The plaintiffs said they are now working with ISPs, CDNs and others to enforce the injunction.
“This decision reinforces the fact that services streaming video without copyright authorization are blatant infringers and will be held accountable by the courts,” Alex Fonoroff, senior corporate counsel at Dish, said in a statement. “Enforcement efforts are underway, and as ISPs terminate service to the Shava and Cres networks we expect to see piracy on these boxes come to an end.”

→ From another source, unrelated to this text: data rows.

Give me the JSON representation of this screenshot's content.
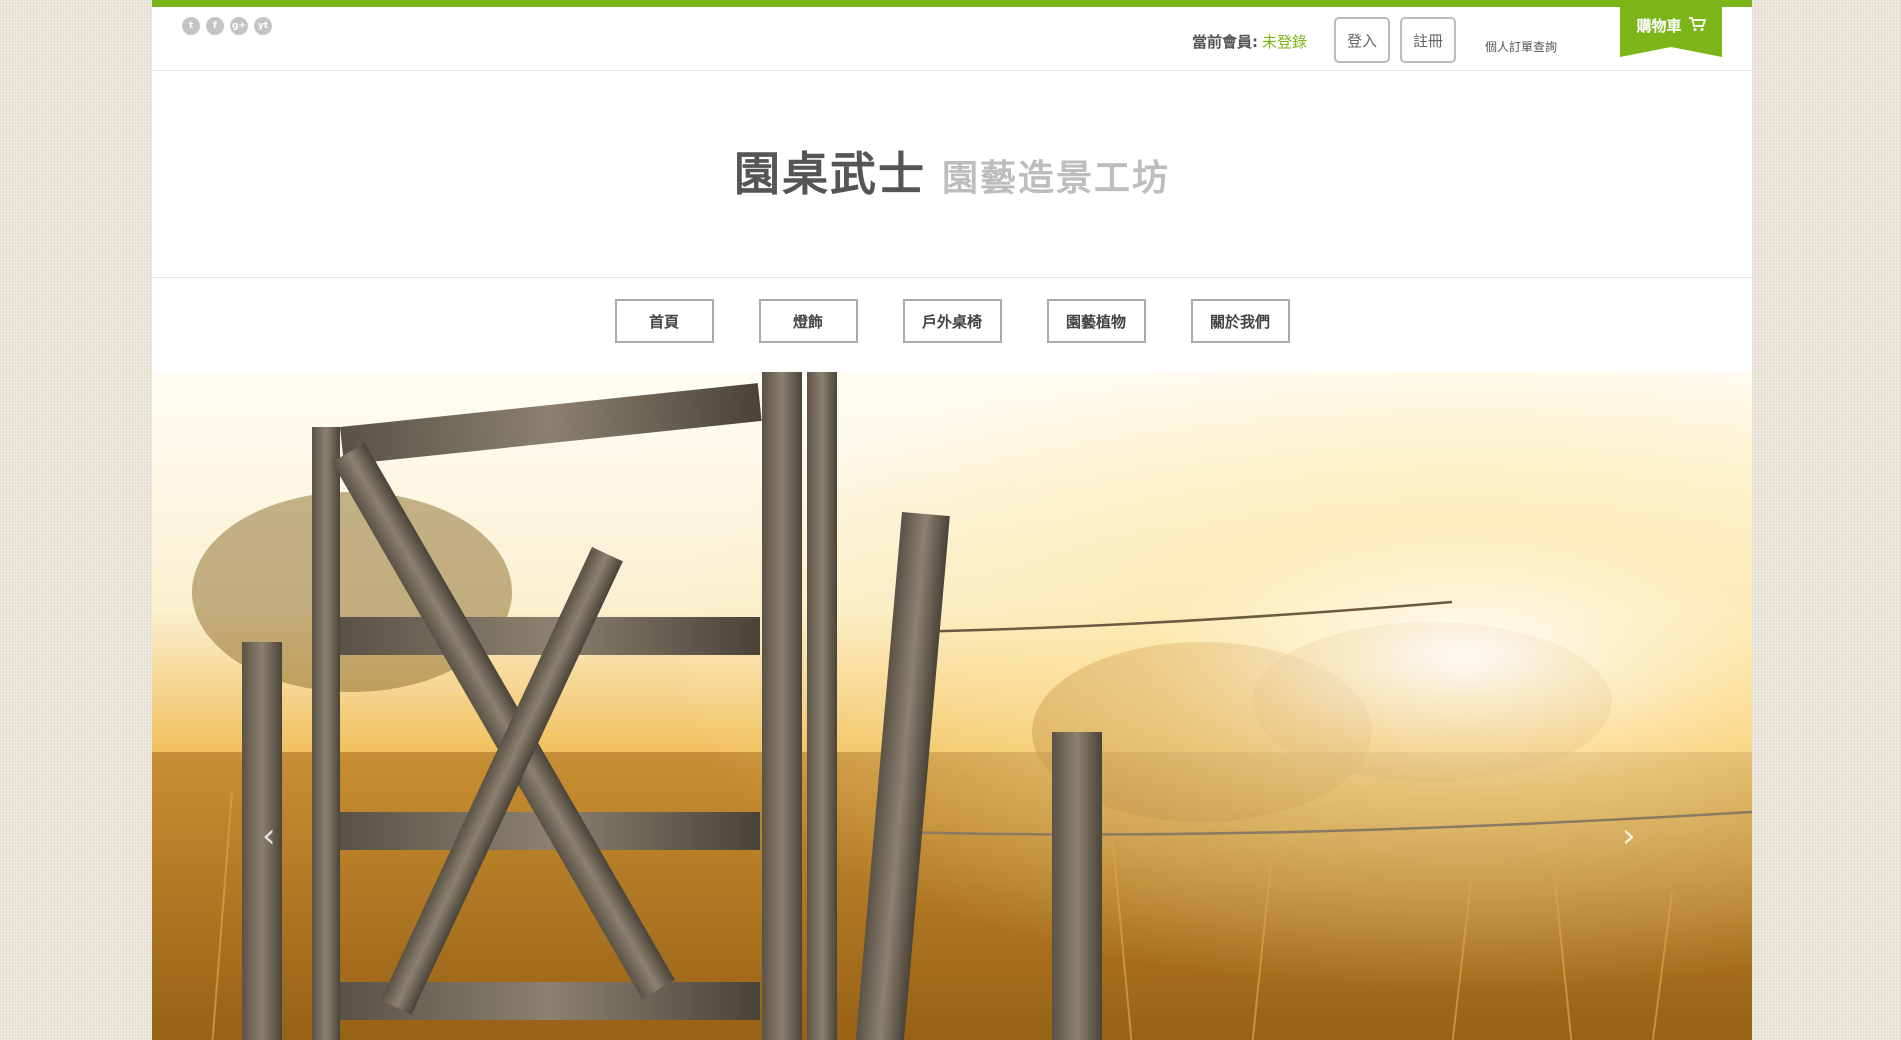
{
  "social_icons": [
    {
      "name": "twitter-icon",
      "glyph": "t"
    },
    {
      "name": "facebook-icon",
      "glyph": "f"
    },
    {
      "name": "google-plus-icon",
      "glyph": "g+"
    },
    {
      "name": "youtube-icon",
      "glyph": "yt"
    }
  ],
  "header": {
    "member_label": "當前會員:",
    "member_status": "未登錄",
    "login_label": "登入",
    "register_label": "註冊",
    "order_query_label": "個人訂單查詢",
    "cart_label": "購物車"
  },
  "logo": {
    "title": "園桌武士",
    "subtitle": "園藝造景工坊"
  },
  "nav": {
    "items": [
      "首頁",
      "燈飾",
      "戶外桌椅",
      "園藝植物",
      "關於我們"
    ]
  },
  "slider": {
    "prev_glyph": "‹",
    "next_glyph": "›"
  },
  "colors": {
    "accent": "#7cb518",
    "background": "#ebe6da"
  }
}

“Perpetrators of pirate TV services think they can get away with it, but as this ruling proves, it’s only a matter of time before the law puts an end to illegal streaming schemes,” added Jaideep Janakiram, SVP International Business-Head of the Americas at Sony, whose subsidiary MSM Asia Ltd. was a plaintiff in the case.
The lawsuit was filed in June 2015 over claims for copyright infringement, trademark infringement and unfair competition.
Dish also said this week that a federal court had ruled that the owners of the Lool IPTV service unlawfully streamed international television channels to users in the U.S. in violation of rights held by the pay TV provider. In that case, the U.S. District Court for the Southern District of Texas ordered a $1,050,000 judgement in favor of Dish from Lool Tech Co., Limited and Shenzhen Bilinren Technology Co., Ltd., d/b/a Shenzhen Lool Tech Co., Ltd.